Verordnung gegen die Klimakrise
Diese Abholzungen und Entwaldungen will die EU eigentlich mit der Regelung langfristig verhindern, und erklärt dazu in der Verordnung:
„Der Verbrauch in der Union ist eine wichtige Ursache für Entwaldung und Waldschädigung auf der ganzen Welt. […] Entwaldung und Waldschädigung tragen auf vielfältige Weise zur globalen Klimakrise bei. […] Klimawandel, Verlust der biologischen Vielfalt und Entwaldung sind Anliegen von größter Bedeutung weltweit, die sich auf das Überleben der Menschheit und die dauerhaften Lebensbedingungen auf der Erde auswirken, wenn keine angemessenen regulatorischen Maßnahmen ergriffen werden.“
Die EUDR wurde am 29. Juni 2023 in Kraft gesetzt, mit ursprünglich geplanter Anwendung für große Unternehmen ab dem 30. Dezember 2024, für kleine Firmen ab Juni 2025. Durch Druck von Industrie und Handel – besonders aus Exportländern wie Brasilien und Indonesien, die vor technischen und administrativen Überforderungen warnten – wurde um ein Jahr verschoben.
Die zwischenzeitlich überarbeitete Entwaldungsverordnung, jetzt mit weniger bürokratischem Aufwand als ursprünglich von der EU geplant, wird zum Jahresende 2025 wirksam, für kleine Firmen ab Juni 2026.
Es wird teurer
Ökonomisch ist der kurzfristige Effekt zu erwarten, dass Transaktionskosten, Rückverfolgungs-Investitionen und Umstrukturierungen die Preise für betroffene Produkte erhöhen.
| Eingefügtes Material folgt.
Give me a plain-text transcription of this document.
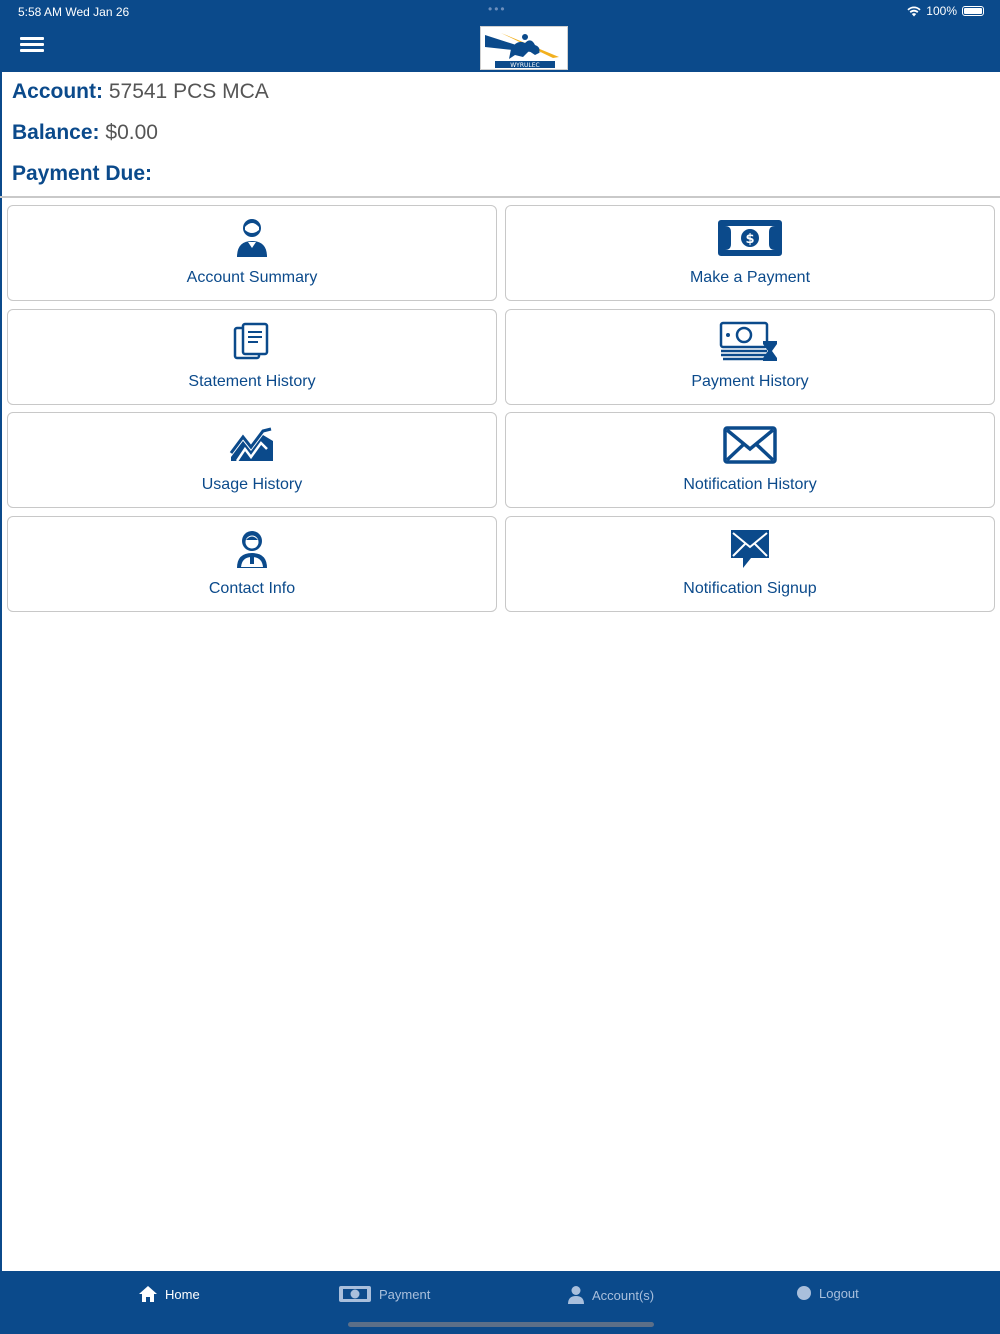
5:58 AM Wed Jan 26	•••	100%
WYRULEC
Account: 57541 PCS MCA
Balance: $0.00
Payment Due:
Account Summary
$
Make a Payment
Statement History	Payment History
Usage History	Notification History
Contact Info	Notification Signup
Home	Payment	Account(s)	Logout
Manche Unternehmen werden Lieferketten umschichten oder Importe aus Regionen reduzieren, bei denen die Nachweisführung schwierig ist. Ein anderer Effekt könnte eine mögliche „Handelsumlenkung“ sein: Länder, die nicht in die EU liefern können oder wollen, verkaufen ihre Produkte verstärkt an andere Märkte, wo geringere Umweltauflagen gelten.